The deadline for accepting the PRD ends on 29 June
Shareholders can apply for IBERDROLA’s Dividend Reinvestment Plan starting three weeks before payment of the dividend and ending at the close of trading on Friday, 29 June. They will be able to revoke their order during the same period of time, following procedures established by the entity where they have their shares deposited.
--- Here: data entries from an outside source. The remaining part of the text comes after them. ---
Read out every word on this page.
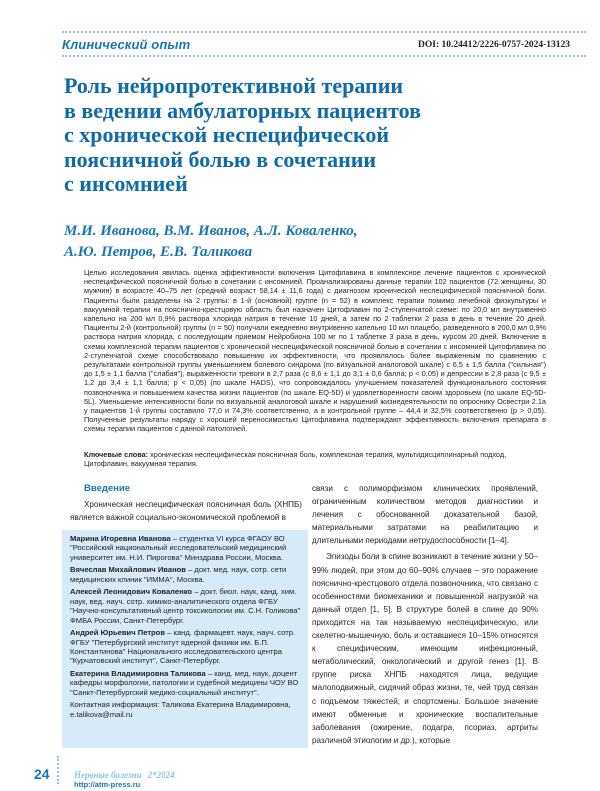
Клинический опыт	DOI: 10.24412/2226-0757-2024-13123
Роль нейропротективной терапии
в ведении амбулаторных пациентов
с хронической неспецифической
поясничной болью в сочетании
с инсомнией
М.И. Иванова, В.М. Иванов, А.Л. Коваленко,
А.Ю. Петров, Е.В. Таликова
Целью исследования явилась оценка эффективности включения Цитофлавина в комплексное лечение пациентов с хронической неспецифической поясничной болью в сочетании с инсомнией. Проанализированы данные терапии 102 пациентов (72 женщины, 30 мужчин) в возрасте 40–75 лет (средний возраст 58,14 ± 11,6 года) с диагнозом хронической неспецифической поясничной боли. Пациенты были разделены на 2 группы: в 1-й (основной) группе (n = 52) в комплекс терапии помимо лечебной физкультуры и вакуумной терапии на пояснично-крестцовую область был назначен Цитофлавин по 2-ступенчатой схеме: по 20,0 мл внутривенно капельно на 200 мл 0,9% раствора хлорида натрия в течение 10 дней, а затем по 2 таблетки 2 раза в день в течение 20 дней. Пациенты 2-й (контрольной) группы (n = 50) получали ежедневно внутривенно капельно 10 мл плацебо, разведенного в 200,0 мл 0,9% раствора натрия хлорида, с последующим приемом Нейробиона 100 мг по 1 таблетке 3 раза в день, курсом 20 дней. Включение в схемы комплексной терапии пациентов с хронической неспецифической поясничной болью в сочетании с инсомнией Цитофлавина по 2-ступенчатой схеме способствовало повышению их эффективности, что проявлялось более выраженным по сравнению с результатами контрольной группы уменьшением болевого синдрома (по визуальной аналоговой шкале) с 6,5 ± 1,5 балла ("сильная") до 1,5 ± 1,1 балла ("слабая"), выраженности тревоги в 2,7 раза (с 8,6 ± 1,1 до 3,1 ± 0,6 балла; р < 0,05) и депрессии в 2,8 раза (с 9,5 ± 1,2 до 3,4 ± 1,1 балла; р < 0,05) (по шкале HADS), что сопровождалось улучшением показателей функционального состояния позвоночника и повышением качества жизни пациентов (по шкале EQ-5D) и удовлетворенности своим здоровьем (по шкале EQ-5D-5L). Уменьшение интенсивности боли по визуальной аналоговой шкале и нарушений жизнедеятельности по опроснику Освестри 2.1а у пациентов 1-й группы составило 77,0 и 74,3% соответственно, а в контрольной группе – 44,4 и 32,5% соответственно (р > 0,05). Полученные результаты наряду с хорошей переносимостью Цитофлавина подтверждают эффективность включения препарата в схемы терапии пациентов с данной патологией.
Ключевые слова: хроническая неспецифическая поясничная боль, комплексная терапия, мультидисциплинарный подход, Цитофлавин, вакуумная терапия.
Введение
Хроническая неспецифическая поясничная боль (ХНПБ) является важной социально-экономической проблемой в

Марина Игоревна Иванова – студентка VI курса ФГАОУ ВО "Российский национальный исследовательский медицинский университет им. Н.И. Пирогова" Минздрава России, Москва.

Вячеслав Михайлович Иванов – докт. мед. наук, сотр. сети медицинских клиник "ИММА", Москва.

Алексей Леонидович Коваленко – докт. биол. наук, канд. хим. наук, вед. науч. сотр. химико-аналитического отдела ФГБУ "Научно-консультативный центр токсикологии им. С.Н. Голикова" ФМБА России, Санкт-Петербург.

Андрей Юрьевич Петров – канд. фармацевт. наук, науч. сотр. ФГБУ "Петербургский институт ядерной физики им. Б.П. Константинова" Национального исследовательского центра "Курчатовский институт", Санкт-Петербург.

Екатерина Владимировна Таликова – канд. мед. наук, доцент кафедры морфологии, патологии и судебной медицины ЧОУ ВО "Санкт-Петербургский медико-социальный институт".

Контактная информация: Таликова Екатерина Владимировна, e.talikova@mail.ru

связи с полиморфизмом клинических проявлений, ограниченным количеством методов диагностики и лечения с обоснованной доказательной базой, материальными затратами на реабилитацию и длительными периодами нетрудоспособности [1–4].

Эпизоды боли в спине возникают в течение жизни у 50–99% людей, при этом до 60–90% случаев – это поражение пояснично-крестцового отдела позвоночника, что связано с особенностями биомеханики и повышенной нагрузкой на данный отдел [1, 5]. В структуре болей в спине до 90% приходится на так называемую неспецифическую, или скелетно-мышечную, боль и оставшиеся 10–15% относятся к специфическим, имеющим инфекционный, метаболический, онкологический и другой генез [1]. В группе риска ХНПБ находятся лица, ведущие малоподвижный, сидячий образ жизни, те, чей труд связан с подъемом тяжестей, и спортсмены. Большое значение имеют обменные и хронические воспалительные заболевания (ожирение, подагра, псориаз, артриты различной этиологии и др.), которые

24	Нервные болезни 2*2024
http://atm-press.ru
The purchase price of the company’s shares will be the average weighted price for the five sessions prior to payment date, after deducting the gross amount of the dividend. The number of shares to be received (net dividend divided by the purchase price) will be rounded down to a whole number of shares, with the balance deposited in the account of each shareholder who accepts IBERDROLA’s PRD.
Although IBERDROLA will pay the execution and settlement fees for the purchase of the new shares, it will not pay for commissions or expenses that, if applicable, the custodial entities may charge their customers for processing the reinvestment orders. Various custodial entities have stated their intention not to charge commissions to their customers for the orders they receive.
> Communications

IMPORTANT INFORMATION
This communication does not constitute an offer to purchase, sell or exchange or the solicitation of an offer to purchase, sell or exchange any securities. The shares of IBERDROLA, S.A. may not be offered or sold in the United States of America except pursuant to an effective registration statement under the Securities Act or pursuant to a valid exemption from registration.
IBERDROLA, S.A. shares may not for so long as and in the event that they are “restricted securities” within the meaning of Rule 144(a)(3) of the Securities Act be deposited into any unrestricted depositary facility, including IBERDROLA, S.A.’s Level I sponsored American Depositary Receipt facility, with JP Morgan Chase Bank, N.A., as depositary.
Shareholders of IBERDROLA who are “U.S. Persons” (as defined in Regulation S of the U.S. Securities Act of 1933) may not participate in the DRP and, therefore, cannot elect for the cash dividends payable on 2 July 2007 to be reinvested by the custodian entity in IBERDROLA shares.